Using Hotel Occupancy Tax dollars to promote local sporting events is just one example of how the Odessa City Council can become more creative when using HOT funds to promote tourism, two state tourism experts told council members during a virtual workshop on Thursday.
Workshop presenter Justin Bragiel, general counsel for the Texas Hotel Association, said Odessa is already doing a great job of promoting the arts, but HOT funds can be used for so much more.
“You can be creative when using Hotel Occupancy Tax dollars but it must directly promote tourism, conventions and the hotel industry,” Bragiel explained.
Two ideas Bragiel pitched were using hotel tax dollars to promote collegiate or amateur sporting events and provide hotel guests free transportation to the city-owned conference center or various tourist attractions in the city.

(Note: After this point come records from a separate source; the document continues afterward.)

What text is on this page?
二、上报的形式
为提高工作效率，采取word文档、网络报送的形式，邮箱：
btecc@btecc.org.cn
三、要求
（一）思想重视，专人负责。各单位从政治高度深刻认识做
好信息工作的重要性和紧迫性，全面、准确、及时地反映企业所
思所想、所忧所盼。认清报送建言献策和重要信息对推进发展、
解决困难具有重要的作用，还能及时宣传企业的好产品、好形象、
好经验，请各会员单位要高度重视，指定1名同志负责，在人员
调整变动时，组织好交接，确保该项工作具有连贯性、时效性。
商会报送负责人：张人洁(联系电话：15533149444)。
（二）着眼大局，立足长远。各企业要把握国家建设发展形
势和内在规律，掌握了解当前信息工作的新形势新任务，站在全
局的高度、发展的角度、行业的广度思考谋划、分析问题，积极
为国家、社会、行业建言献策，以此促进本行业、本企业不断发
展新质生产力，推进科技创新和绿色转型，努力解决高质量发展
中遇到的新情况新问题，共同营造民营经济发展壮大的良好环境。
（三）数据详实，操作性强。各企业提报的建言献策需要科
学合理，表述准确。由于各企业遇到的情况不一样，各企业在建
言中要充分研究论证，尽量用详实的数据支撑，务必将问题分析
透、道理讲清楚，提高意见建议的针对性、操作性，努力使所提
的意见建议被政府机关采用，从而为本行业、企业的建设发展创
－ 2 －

The key is to make sure the idea, such as promoting athletic events, is able to make an economic impact at least equal to what is being spent, Bragiel said.
The workshop on the Hotel Occupancy Tax dollars was held to help familiarize the four new council members elected last year with how the funds can be used, workshop moderator Randy Ham said. Ham is executive director of Odessa Arts.
Several veteran council members said they found the workshop to be a good refresher course.
Councilwoman Detra White was intrigued by the possibility of using HOT funds to promote local sporting events, such as soccer or baseball tournaments.
The City and the University of Texas Permian Basin are currently trying to negotiate a new 25-year agreement that would allow local sports leagues to continue using athletic facilities currently located on the UTPB campus. Part of the negotiations is trying to find funding to improve and expand current facilities and encourage out-of-town visitors to stay overnight and spend more time and money while in Odessa.
“The HOT workshop is always beneficial to clarify the appropriate use of these funds,” said White, who was elected to council 2 years ago. “The promotion of tourism and arts is the standard.
“But the presentation also mentioned money can be used towards the maintenance and improvement of our new convention center. New information was also provided on the potential use of HOT funds to promote tournament-type sports on UTPB and city facilities.”
HOT dollars are collected from guests who stay at hotels, Bragiel explained. Tax rates can range from 13 to 17 percent at Texas hotels. Odessa hotel users pay about a 15 percent tax rate.
Hotel tax revenues are considered restricted funds, which means it can only be spent to promote tourism.
The previous city council was harshly criticized by some residents and several city council candidates running for office last year after it voted to use HOT dollars to purchase two large Christmas Trees for a total of $80,000. The trees were erected at the entrance to the Marriott Hotel, which is connected to the city-owned conference center.
Workshop presenter Ann Graham, executive director of Texas for the Arts, said most communities, including Odessa, use hotel tax dollars to fund art-related projects because art is instrumental in promoting tourism.
Ham said in some cases HOT funds can be used even if not directly promoting people to stay overnight at a hotel.
For example, Odessa Arts uses HOT funds to pay the West Texas Jazz Society to perform every Saturday at the Marriott. The event qualifies for funding because the performances often encourage hotel guests to extend their stay and buy drinks or dinner while watching the jazz performance.
“The hotel still benefits even if people don’t spend the night,” Graham said. “There are different ways for the arts to express themselves.”